Я думаю, что музыка — одна из самых несвободных областей творчества. По судьбе — не по процессу, а по судьбе. Во время сочинения композитор несравненно свободнее, чем режиссер или даже писатель, потому что он как бы ничем не ограничен. А вот судьба произведения — это уже другая история. Композитор обречен на то, что его произведение попадает в разные руки. Мы ведь знаем, что Моцарт никогда не слышал своих чудесных фортепианных концертов в том виде, в котором мы их знаем сегодня! Я просто до смерти люблю эти концерты Моцарта. И в самые тяжелые, неприятные моменты я стараюсь слушать эту музыку. На Каннском фестивале есть такая очень неприятная для меня церемония, когда ты идешь по так называемой красной дорожке на премьеру своей картины. И вот чтобы пережить путь от начальной точки до входа в зал, чтобы сконцентрироваться и не обращать внимания на то, что происходит со всех сторон, я всегда просил ставить 21‐й фортепианный концерт Моцарта. Это меня как-то сразу отгораживало от всего.
Вы обычно слушаете музыку дома или в концертном зале?

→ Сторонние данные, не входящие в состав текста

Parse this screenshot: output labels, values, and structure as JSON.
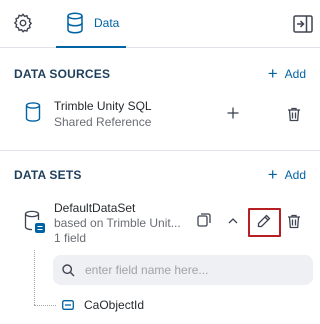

Я все мечтаю, что у меня когда-нибудь появится маленький домик, где я смогу слушать музыку, не думая о том, что побеспокою соседей. Я не могу слушать из-под полы, под подушкой, например, Шостаковича. Я ничего не чувствую. Я Малера не могу так слушать. Мне нужно, чтобы был охват, ощущение оркестра. Но жизнь в городской квартире мне не позволяет. А дачи и никакой возможности куда-то уехать у меня нет. Поэтому многие вещи я никогда по-настоящему не слышал. У меня есть прекрасное собрание пластинок, дисков, но я не могу свалить такое испытание на людей, которые справа, слева, снизу, сверху…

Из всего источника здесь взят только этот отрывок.